I strongly believe there is a vast untapped market for games which present mimicry as their core play. Firstly, such games can invite the player to play in their own way and at their own pace. They need not place frustrations in the player’s path and force the player to overcome them. This appeals to victory‑motivated players (those who thrive on triumph over adversity) but these do not appear to be in the majority. The worlds of these games do not need to be as large as a GTA world to support play – instead of large but emotionally empty worlds, they can be smaller but more emotionally invested worlds that allow more player customisation, or have non‑player characters with more personality.
In his book The Blockbuster Toy, Gene Del Vechio (a veteran marketer from major toy companies) provides eight different ways a toy can appeal to a child, all of which are based around his concept that a successful toy transforms the child in a manner which is emotionally on target. One of these is related to challenge and mastery, one is related to collecting (a form of play not covered by Caillois’ model). The remaining six are all forms of mimicry, with themes such as creating (SimCity), nurturing (Nintendogs), emulation (Tokyo Bus Guide), friendship (Animal Crossing), story‑emulation (film licenses such as Lego Star Wars), and experience (World of Warcraft).
Adult play is simply an extension of child play, although some of the themes and content may be expanded, of course. Sexual or intensely violent themes may emerge, and emulation of stories that have already been experienced may expand to full‑blown storyplay (the spontaneous creation of new stories). At its core, however, much of play is about imagination, and games of mimicry are tools for enhancing imagination and reducing the degree of suspension of disbelief required.

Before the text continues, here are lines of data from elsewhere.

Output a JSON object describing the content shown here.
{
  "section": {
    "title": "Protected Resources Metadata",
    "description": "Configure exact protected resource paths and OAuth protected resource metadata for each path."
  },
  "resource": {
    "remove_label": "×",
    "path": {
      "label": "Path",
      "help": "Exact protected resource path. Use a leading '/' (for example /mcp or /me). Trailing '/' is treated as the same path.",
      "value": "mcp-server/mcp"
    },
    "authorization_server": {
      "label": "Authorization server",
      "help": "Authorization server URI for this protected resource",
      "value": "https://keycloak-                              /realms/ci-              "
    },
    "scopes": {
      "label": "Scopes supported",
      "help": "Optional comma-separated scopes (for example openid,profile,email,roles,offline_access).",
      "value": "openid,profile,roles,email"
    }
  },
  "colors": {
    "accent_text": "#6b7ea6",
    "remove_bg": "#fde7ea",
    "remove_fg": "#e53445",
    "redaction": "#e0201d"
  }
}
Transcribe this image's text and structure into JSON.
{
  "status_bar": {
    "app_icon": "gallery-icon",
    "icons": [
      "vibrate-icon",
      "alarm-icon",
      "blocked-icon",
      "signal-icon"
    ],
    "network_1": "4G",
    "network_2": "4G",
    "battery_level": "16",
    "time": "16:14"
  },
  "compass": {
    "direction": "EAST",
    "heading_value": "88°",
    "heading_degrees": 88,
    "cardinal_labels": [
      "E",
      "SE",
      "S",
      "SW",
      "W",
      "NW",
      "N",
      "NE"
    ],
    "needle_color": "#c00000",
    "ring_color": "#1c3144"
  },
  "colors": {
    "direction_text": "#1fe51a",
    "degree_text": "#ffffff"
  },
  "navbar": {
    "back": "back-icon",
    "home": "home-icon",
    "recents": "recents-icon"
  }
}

Adults may no longer be able to create spontaneous play out of little plastic figures, but place them in a vivid digital world and suddenly they all become like little children, eager to indulge an imagination often desperate to escape from the confines of the mundane world!
Mimicry is a powerful tool for play, but it is one that until now games have often harnessed only tangentially. When we recognise just how powerful mimicry can be, when we get past merely shackling players to repetitive play by designing addictive play systems, or narrowly defining the world of games as those which supply the hot rewards of triumph; when we watch how people play, and what they enjoy, perhaps then we will be ready to allow videogames to be all that they can be.
Imagination is unlimited. Games should be too.